At the first landing of the stair, you encounter Atelier Bow-Wow's Piranesi Circus,  in the sealed terrarium named the Gertrude Bernstein Memorial Garden.  An intersecting assemblage of ramps, stairs, ladders, platforms and even a swing "not accessible to the general public but are rather for the use of circus performers - or for imaginary prisoners."
Again, Blair was underwhelmed by the "limp finished design", but in fact the Circus may be the visual linchpin of the entire exhibition.
Viewable at several different levels, the Circus both gives views into individual galleries and reflects their content, creating a complexity of different planes viewable at the same instant.
The constructed window wall of the second-level walkway provides an extra level of complication.

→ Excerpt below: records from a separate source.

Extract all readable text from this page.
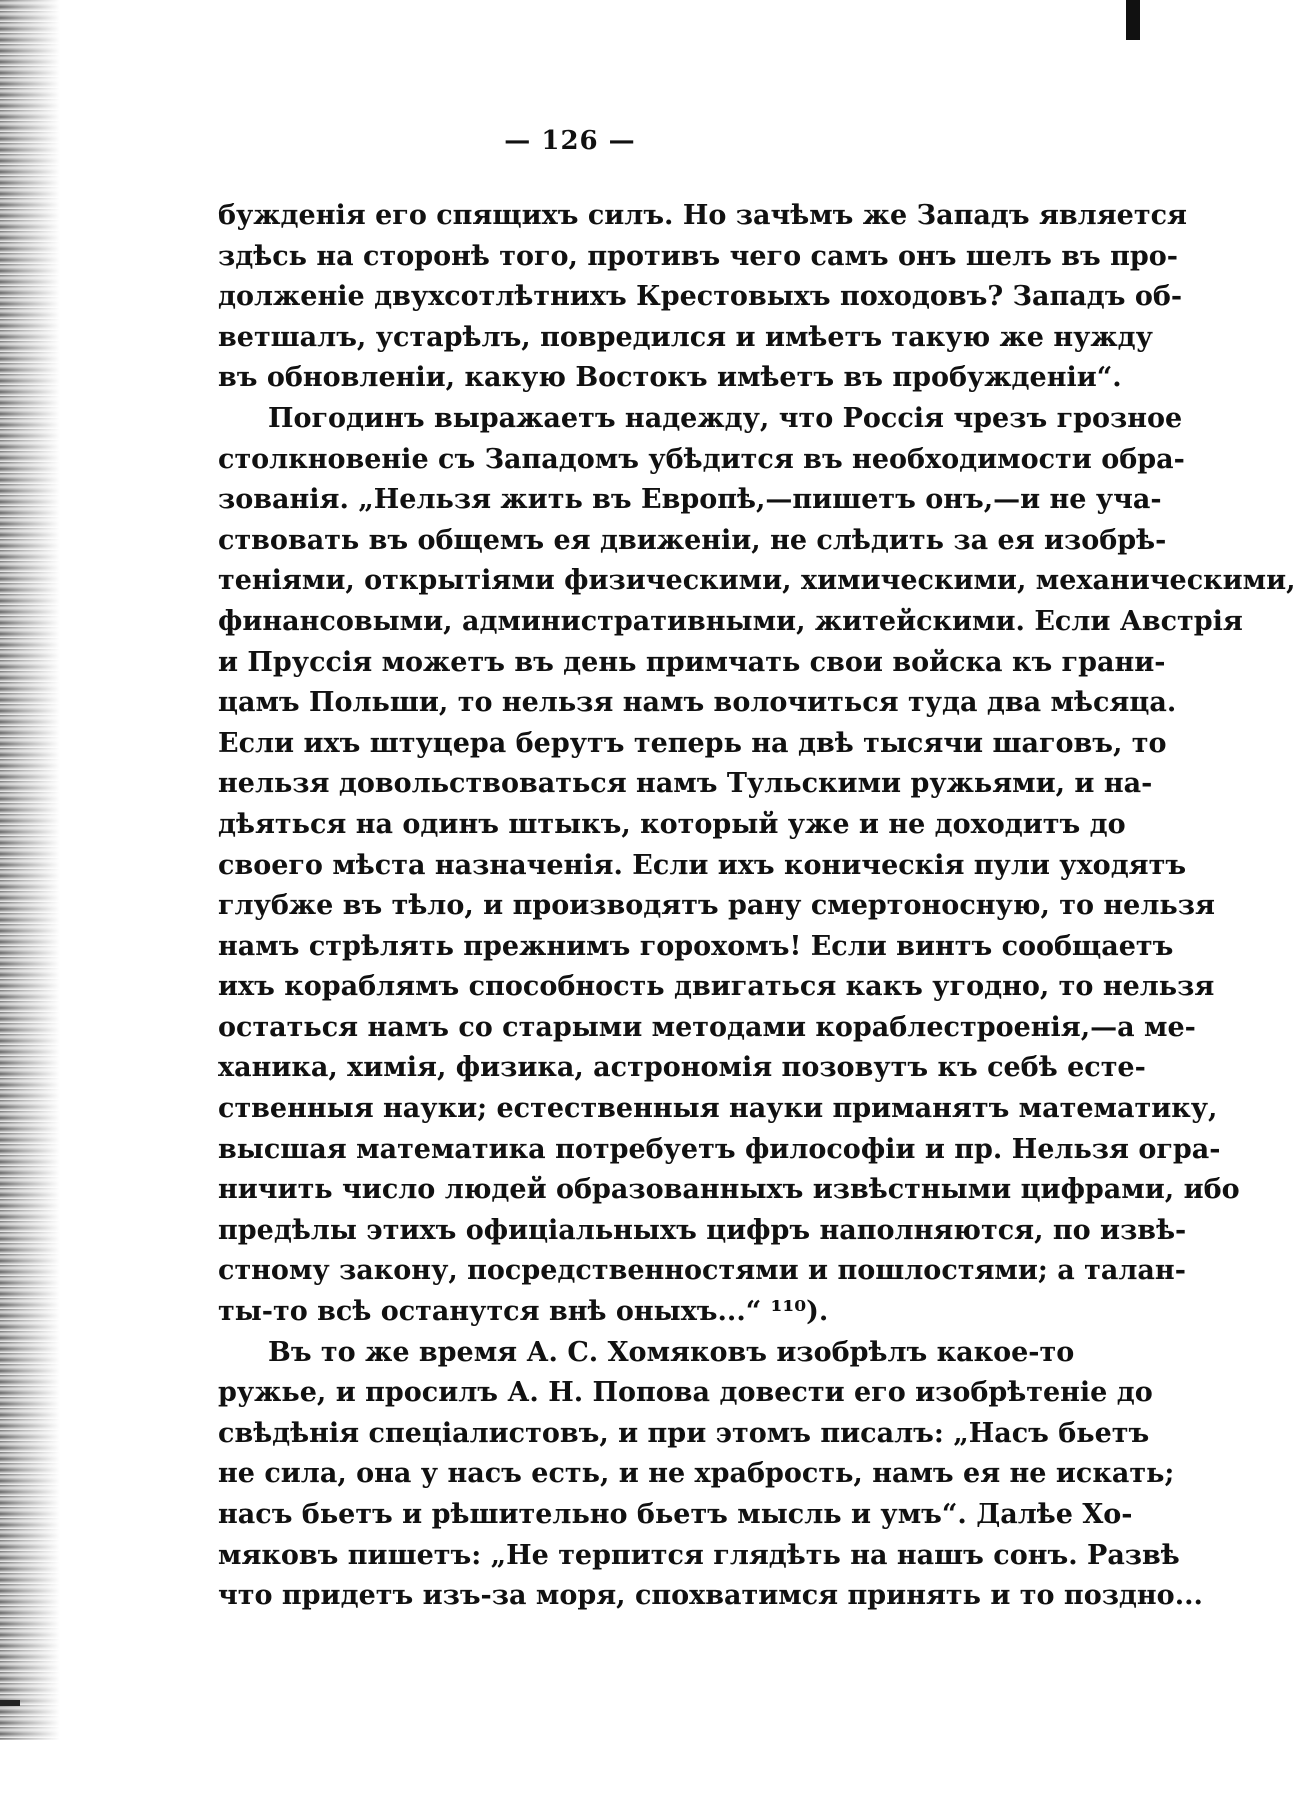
— 126 —
бужденія его спящихъ силъ. Но зачѣмъ же Западъ является
здѣсь на сторонѣ того, противъ чего самъ онъ шелъ въ про-
долженіе двухсотлѣтнихъ Крестовыхъ походовъ? Западъ об-
ветшалъ, устарѣлъ, повредился и имѣетъ такую же нужду
въ обновленіи, какую Востокъ имѣетъ въ пробужденіи“.
Погодинъ выражаетъ надежду, что Россія чрезъ грозное
столкновеніе съ Западомъ убѣдится въ необходимости обра-
зованія. „Нельзя жить въ Европѣ,—пишетъ онъ,—и не уча-
ствовать въ общемъ ея движеніи, не слѣдить за ея изобрѣ-
теніями, открытіями физическими, химическими, механическими,
финансовыми, административными, житейскими. Если Австрія
и Пруссія можетъ въ день примчать свои войска къ грани-
цамъ Польши, то нельзя намъ волочиться туда два мѣсяца.
Если ихъ штуцера берутъ теперь на двѣ тысячи шаговъ, то
нельзя довольствоваться намъ Тульскими ружьями, и на-
дѣяться на одинъ штыкъ, который уже и не доходитъ до
своего мѣста назначенія. Если ихъ коническія пули уходятъ
глубже въ тѣло, и производятъ рану смертоносную, то нельзя
намъ стрѣлять прежнимъ горохомъ! Если винтъ сообщаетъ
ихъ кораблямъ способность двигаться какъ угодно, то нельзя
остаться намъ со старыми методами кораблестроенія,—а ме-
ханика, химія, физика, астрономія позовутъ къ себѣ есте-
ственныя науки; естественныя науки приманятъ математику,
высшая математика потребуетъ философіи и пр. Нельзя огра-
ничить число людей образованныхъ извѣстными цифрами, ибо
предѣлы этихъ офиціальныхъ цифръ наполняются, по извѣ-
стному закону, посредственностями и пошлостями; а талан-
ты-то всѣ останутся внѣ оныхъ...“ ¹¹⁰).
Въ то же время А. С. Хомяковъ изобрѣлъ какое-то
ружье, и просилъ А. Н. Попова довести его изобрѣтеніе до
свѣдѣнія спеціалистовъ, и при этомъ писалъ: „Насъ бьетъ
не сила, она у насъ есть, и не храбрость, намъ ея не искать;
насъ бьетъ и рѣшительно бьетъ мысль и умъ“. Далѣе Хо-
мяковъ пишетъ: „Не терпится глядѣть на нашъ сонъ. Развѣ
что придетъ изъ-за моря, спохватимся принять и то поздно...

As Tigerman mentioned, the exhibit installations within the Cultural Center has turned one to be of the Biennial's greateststrengths.   Designed by Shepley, Rutan and Coolidge and completed in 1897 at a cost of $2 million as Chicago's central Public Library, the building's restored interiors are an almost overwhelming collection of grand spaces arrayed in luxury materials, richly ornamented, that includes Tiffany mosaics throughout.  They provide a brawny counterpoint to the spare, modernist character of the Biennial installations.

The G.A.R Hall along the north end of the 2nd floor was originally built as a museum and meeting space for the Grand Army of the Republic - Civic War veterans who were still very much a living presence at the time of the library's opening.  This may be the first time the hall has seemed almost stretched to capacity, with large scale installations such as Onishimaki+Hyakudayuki Architect's Children's Town . . .
The giant hanging tubes, looking like long fluorescent bulbs  of Maio's Floating: The Presence of the Present, Selegascano+Helloeverything's Casa A . .
 .
Always in the background are the views out the Cultural Center's tall windows, towards such visual landmarks as Frank Gehry's Pritzker Pavilion in Millennium Park . . . 
. . . the post-fire buildings on Randolph . . .
. . . and the stark Stone Container Building . . .  
. . . competing in its abstracted whiteness with Bureau Spectacular/Jimenez Lai's Furniture Urbanism . . . 
 The exhibition continues into the nearby Chicago Rooms . . . 
. . . where Pedro Reyes' People's United Nations: pUN was one of a number of exhibits undergoing its final fine-tuning.
Moving to the fourth floor, we find a way of turning a corner quite different from Mies's . . ..
. . . and in the massive bordello-red walled Yates Gallery, mock-ups of entire houses, with Tatiana Bilbao's Sustainable Housing, a 463 square-foot house that can be built for $8,000 on one end . . .
. . . and  MOS Architects Corridor House, built of modules that "approximate the dimensions of a standard corridors and of a sheet of plywood measure 5 x 10", on the other . . .
. . . between them a work at a mannerist inversion of scale, the miniatures of Sou Fujimoto Architects' Architecture is Everywhere, a sea of isolated stick pedestals holding everyday objects suggesting architectural structures . . .
In the hallway leading back to the foyer is Amanda Williams Color(ed) Theory, photos documenting Williams's exploration of the symbolism and power of color in repainting abandoned houses, often standing alone in abandoned landscapes throughout the city.
In the foyer, you'll encounter Fake Industries Architectural Agonism + UTS Indo-Pacific Atlas, a collage of 4,000 "that chart the intersections of media, capital flows, gentrification, and post-traumatic conditions . . . "
Underneath the top of the elegant soaring stair, in the land of the heavenly voices, you'll find Al Borde's House under Construction, which is just as the name describes.  If you want, you're supposed to be able to follow the progress on the firm's website.
So, some first impressions.  A small fraction of what there is to see and consider.   We hope you'll follow our subsequent posts, as we continue our profound contemplation both of what's inside the Cultural Center, and at the various remote sites that are also part of the Biennial.  Still better, you should check it out for yourself.  It's quite a trip.